Briefly, the glycoproteins in the plasma samples were denatured and the attached glycans released by PNGase F. A further hydrazide-mediated clean-up step was carried out subsequent to 2AB labelling as described elsewhere⁵⁰. Finally, glycans were immobilized on solid supports and contaminants removed. Alternatively, for the FINRISK replication cohort serum glycans were 2AB labelled immediately after protein deglycosylation and cleaned-up using hydrophilic GHP filter with cold 96% acetonitrile before the UPLC analysis, as previously described⁵¹. Separation of 2-AB-derivatized N-glycans was carried out by UPLC with fluorescence detection on a Waters Acquity UPLC H-Class instrument consisting of a binary or quaternary solvent manager, sample manager, and fluorescence detector under the control of Empower 3 chromatography workstation software (Waters, Milford, MA, USA).

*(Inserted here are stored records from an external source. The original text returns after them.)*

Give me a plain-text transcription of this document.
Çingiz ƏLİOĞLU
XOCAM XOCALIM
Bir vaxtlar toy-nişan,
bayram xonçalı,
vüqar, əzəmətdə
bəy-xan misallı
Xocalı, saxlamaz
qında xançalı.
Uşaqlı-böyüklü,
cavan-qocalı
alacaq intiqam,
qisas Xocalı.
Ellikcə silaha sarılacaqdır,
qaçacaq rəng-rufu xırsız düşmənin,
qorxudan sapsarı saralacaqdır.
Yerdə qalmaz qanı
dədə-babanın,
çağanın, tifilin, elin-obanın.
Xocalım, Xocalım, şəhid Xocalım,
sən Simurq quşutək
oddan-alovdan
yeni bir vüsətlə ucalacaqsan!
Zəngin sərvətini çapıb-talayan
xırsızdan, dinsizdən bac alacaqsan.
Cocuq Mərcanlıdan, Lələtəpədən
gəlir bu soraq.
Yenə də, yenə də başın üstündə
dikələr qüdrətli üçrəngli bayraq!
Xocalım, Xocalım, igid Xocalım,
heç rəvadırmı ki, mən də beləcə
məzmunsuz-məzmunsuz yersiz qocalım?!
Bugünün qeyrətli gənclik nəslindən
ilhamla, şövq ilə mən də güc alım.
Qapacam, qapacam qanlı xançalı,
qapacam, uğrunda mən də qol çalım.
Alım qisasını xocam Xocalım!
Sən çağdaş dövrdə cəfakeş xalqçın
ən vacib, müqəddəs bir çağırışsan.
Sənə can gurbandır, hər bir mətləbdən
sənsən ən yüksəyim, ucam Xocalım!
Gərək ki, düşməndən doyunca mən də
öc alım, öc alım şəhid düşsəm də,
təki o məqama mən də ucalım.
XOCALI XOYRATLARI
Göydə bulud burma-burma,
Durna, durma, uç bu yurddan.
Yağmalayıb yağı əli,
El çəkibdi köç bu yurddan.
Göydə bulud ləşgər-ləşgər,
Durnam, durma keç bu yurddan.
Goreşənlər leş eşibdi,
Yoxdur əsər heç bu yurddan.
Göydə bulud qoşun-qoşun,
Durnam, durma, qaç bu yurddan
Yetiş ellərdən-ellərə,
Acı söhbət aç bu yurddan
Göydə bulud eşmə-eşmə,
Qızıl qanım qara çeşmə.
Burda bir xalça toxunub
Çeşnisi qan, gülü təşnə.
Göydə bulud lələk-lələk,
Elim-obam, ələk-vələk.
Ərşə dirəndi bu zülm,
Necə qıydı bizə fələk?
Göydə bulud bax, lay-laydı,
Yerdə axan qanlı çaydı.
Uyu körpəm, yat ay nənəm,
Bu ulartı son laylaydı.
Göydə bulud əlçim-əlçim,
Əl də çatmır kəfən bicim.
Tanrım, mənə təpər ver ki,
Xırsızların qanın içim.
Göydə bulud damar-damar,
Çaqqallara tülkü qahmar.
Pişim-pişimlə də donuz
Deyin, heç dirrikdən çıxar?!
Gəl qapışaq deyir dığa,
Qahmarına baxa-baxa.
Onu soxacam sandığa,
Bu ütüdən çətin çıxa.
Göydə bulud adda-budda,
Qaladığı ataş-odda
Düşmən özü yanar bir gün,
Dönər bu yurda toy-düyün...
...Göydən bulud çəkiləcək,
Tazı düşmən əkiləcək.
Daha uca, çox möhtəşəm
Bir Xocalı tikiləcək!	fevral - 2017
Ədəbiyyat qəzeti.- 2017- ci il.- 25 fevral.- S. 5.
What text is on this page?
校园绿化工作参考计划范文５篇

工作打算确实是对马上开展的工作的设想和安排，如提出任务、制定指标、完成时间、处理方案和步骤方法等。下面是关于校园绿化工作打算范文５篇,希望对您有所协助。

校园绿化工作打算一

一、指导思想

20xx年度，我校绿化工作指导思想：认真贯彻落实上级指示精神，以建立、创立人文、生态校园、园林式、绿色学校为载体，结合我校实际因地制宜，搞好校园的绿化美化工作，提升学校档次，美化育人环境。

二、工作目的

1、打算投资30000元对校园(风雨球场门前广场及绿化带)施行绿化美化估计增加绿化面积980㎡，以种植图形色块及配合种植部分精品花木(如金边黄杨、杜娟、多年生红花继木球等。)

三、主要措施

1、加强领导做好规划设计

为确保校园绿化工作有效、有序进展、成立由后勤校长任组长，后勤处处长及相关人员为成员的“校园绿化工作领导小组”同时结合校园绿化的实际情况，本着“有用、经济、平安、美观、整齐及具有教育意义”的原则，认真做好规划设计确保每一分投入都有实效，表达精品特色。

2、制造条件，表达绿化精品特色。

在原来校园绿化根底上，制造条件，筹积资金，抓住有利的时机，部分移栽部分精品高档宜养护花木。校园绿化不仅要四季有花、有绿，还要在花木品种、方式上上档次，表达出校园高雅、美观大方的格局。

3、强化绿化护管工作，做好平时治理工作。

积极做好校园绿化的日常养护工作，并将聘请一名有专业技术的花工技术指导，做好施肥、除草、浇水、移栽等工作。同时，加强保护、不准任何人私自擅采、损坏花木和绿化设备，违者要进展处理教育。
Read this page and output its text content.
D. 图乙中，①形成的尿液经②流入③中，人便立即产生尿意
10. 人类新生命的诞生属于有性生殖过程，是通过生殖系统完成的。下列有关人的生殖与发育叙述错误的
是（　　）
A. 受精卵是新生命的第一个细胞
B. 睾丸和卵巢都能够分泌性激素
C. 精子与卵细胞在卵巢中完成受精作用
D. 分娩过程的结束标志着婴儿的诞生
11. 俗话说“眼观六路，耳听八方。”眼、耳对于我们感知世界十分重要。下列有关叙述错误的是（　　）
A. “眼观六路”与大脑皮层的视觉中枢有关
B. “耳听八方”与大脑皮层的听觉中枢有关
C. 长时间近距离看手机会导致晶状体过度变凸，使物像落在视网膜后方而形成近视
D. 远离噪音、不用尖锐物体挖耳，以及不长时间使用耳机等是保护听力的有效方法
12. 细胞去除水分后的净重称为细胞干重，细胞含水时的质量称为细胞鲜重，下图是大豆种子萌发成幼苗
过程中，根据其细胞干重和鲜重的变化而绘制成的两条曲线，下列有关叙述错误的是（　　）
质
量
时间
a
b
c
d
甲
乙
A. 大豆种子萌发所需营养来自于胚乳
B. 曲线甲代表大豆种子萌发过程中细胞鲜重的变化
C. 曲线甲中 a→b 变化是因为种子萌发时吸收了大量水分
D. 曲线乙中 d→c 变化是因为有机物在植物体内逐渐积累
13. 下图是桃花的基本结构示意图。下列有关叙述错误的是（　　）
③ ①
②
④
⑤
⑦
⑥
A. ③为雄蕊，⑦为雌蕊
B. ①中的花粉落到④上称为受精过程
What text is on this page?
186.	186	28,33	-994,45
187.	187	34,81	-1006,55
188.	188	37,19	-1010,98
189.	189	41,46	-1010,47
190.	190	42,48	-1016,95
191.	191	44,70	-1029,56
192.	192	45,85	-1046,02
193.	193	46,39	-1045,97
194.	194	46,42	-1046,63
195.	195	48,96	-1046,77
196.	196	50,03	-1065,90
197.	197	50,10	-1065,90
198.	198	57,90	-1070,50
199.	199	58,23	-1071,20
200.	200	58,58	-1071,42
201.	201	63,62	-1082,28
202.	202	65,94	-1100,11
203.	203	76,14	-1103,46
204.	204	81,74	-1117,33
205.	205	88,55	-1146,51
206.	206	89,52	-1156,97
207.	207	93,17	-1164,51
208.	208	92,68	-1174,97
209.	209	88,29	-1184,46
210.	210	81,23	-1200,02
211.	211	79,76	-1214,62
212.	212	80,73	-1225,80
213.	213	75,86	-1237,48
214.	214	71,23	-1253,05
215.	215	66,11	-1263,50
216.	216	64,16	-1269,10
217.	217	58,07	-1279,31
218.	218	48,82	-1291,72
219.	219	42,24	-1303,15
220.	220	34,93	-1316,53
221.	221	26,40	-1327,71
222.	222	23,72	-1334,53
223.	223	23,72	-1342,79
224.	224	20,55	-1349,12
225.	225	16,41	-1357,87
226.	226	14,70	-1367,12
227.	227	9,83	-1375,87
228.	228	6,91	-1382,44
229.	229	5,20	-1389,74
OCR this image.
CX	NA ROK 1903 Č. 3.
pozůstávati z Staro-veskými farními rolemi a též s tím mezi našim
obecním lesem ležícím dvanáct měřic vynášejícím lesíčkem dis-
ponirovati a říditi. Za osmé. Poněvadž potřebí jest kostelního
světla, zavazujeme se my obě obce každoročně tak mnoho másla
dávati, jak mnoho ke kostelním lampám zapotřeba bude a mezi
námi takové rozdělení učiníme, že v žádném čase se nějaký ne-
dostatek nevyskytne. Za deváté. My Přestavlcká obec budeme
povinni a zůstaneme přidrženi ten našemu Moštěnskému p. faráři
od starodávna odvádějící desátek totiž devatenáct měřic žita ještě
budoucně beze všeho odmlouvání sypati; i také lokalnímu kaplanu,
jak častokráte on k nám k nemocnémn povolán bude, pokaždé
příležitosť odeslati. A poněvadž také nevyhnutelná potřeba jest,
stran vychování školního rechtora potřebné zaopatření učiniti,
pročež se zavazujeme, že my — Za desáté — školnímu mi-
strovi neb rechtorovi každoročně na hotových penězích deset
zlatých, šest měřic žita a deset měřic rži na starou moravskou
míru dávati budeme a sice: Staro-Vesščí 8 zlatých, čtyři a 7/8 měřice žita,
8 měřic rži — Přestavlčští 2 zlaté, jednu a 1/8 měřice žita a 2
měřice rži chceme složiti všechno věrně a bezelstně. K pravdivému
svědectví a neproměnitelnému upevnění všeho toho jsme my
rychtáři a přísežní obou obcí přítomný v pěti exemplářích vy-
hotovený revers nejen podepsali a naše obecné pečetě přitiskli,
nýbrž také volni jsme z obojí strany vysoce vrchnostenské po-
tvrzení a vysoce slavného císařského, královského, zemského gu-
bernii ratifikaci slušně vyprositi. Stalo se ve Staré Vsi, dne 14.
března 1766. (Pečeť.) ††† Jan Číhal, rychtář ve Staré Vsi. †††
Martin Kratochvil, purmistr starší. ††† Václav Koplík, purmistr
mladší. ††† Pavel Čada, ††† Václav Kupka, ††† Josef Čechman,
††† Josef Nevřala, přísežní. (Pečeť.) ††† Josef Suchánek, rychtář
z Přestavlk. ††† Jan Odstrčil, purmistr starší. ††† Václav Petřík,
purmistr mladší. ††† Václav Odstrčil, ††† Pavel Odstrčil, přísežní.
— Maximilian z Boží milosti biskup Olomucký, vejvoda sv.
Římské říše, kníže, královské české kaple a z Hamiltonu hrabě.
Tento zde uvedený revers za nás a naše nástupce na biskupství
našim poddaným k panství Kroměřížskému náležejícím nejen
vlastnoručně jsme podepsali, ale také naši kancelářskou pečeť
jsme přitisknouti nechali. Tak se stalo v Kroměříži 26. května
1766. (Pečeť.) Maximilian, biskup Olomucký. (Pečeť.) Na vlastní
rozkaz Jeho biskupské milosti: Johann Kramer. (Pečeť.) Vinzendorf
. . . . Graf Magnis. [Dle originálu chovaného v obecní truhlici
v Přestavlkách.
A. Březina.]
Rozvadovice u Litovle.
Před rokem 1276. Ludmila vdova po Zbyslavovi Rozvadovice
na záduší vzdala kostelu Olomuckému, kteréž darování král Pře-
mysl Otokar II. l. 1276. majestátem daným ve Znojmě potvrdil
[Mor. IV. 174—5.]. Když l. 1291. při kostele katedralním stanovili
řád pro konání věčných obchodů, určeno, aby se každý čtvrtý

A fifth-order polynomial distribution curve was fitted to the dextran ladder to assign glucose unit (GU) values from retention times (using Empower software) as described previously²⁵. The GU values obtained for each glycan are reproducible and predictive, and therefore initial structural assignments were possible using recorded GU values in GlycoBase⁴⁹. A detailed protocol is given in the supplementary material including reagents used with their concentrations and incubation times. In addition, the slightly different UPLC conditions for the FINRISK sample set are summarized in the supplementary material.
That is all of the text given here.